Com base na nova alíquota de crédito, a petroquímica deve se beneficiar com um aumento de cerca de US$ 25 milhões no Ebitda (lucro antes dos juros, impostos, depreciação e amortização) já neste ano, e entre US$ 300 milhões e US$ 380 milhões em 2026.
O valor corresponde a um crescimento de 55% a 70% em relação ao Ebitda da companhia nos últimos 12 meses.
A XP também estima que a Braskem deve “captar” US$ 1,5 bilhão, ou seja, metade do limite máximo de crédito fiscal ao setor no período entre 2027 e 2029.
A corretora tem recomendação neutra para as ações BRKM5, com preço-alvo de R$ 14,00.
IG4 vem aí para comandar a Braskem
Segundo Lauro Jardim, o acordo que vai transferir a participação da Novonor/Odebrecht na Braskem para a IG4 Capital será assinado nesta semana.
A IG4 representa os bancos credores da companhia, Itaú, Bradesco, Santander, BB e BNDES. Segundo a coluna, a empresa já escalou a nova equipe de gestão para a petroquímica, e toda a diretoria será trocada.
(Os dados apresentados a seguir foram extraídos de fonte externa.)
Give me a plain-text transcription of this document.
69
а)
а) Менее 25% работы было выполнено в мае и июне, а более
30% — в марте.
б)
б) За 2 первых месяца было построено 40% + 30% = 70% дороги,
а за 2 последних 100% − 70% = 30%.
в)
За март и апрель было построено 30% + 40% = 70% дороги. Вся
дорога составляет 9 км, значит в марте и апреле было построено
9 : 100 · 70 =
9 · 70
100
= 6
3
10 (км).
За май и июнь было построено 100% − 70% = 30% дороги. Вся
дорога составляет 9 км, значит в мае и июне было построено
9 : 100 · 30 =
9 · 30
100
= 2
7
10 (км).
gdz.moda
O plano prevê a substituição completa do atual conselho executivo após a conclusão do negócio. As mudanças não devem ser imediatas. Haverá um período de transição de pelo menos um mês.
A medida representa um passo fundamental na reformulação da governança da Braskem, sob a gestão de um acionista apoiado pelos credores. Agora, a empresa deve decidir sobre o avanço da reestruturação de capital, que poderá incluir reestruturação de ações e dívidas.
*Com informações do Money Times e de O Globo.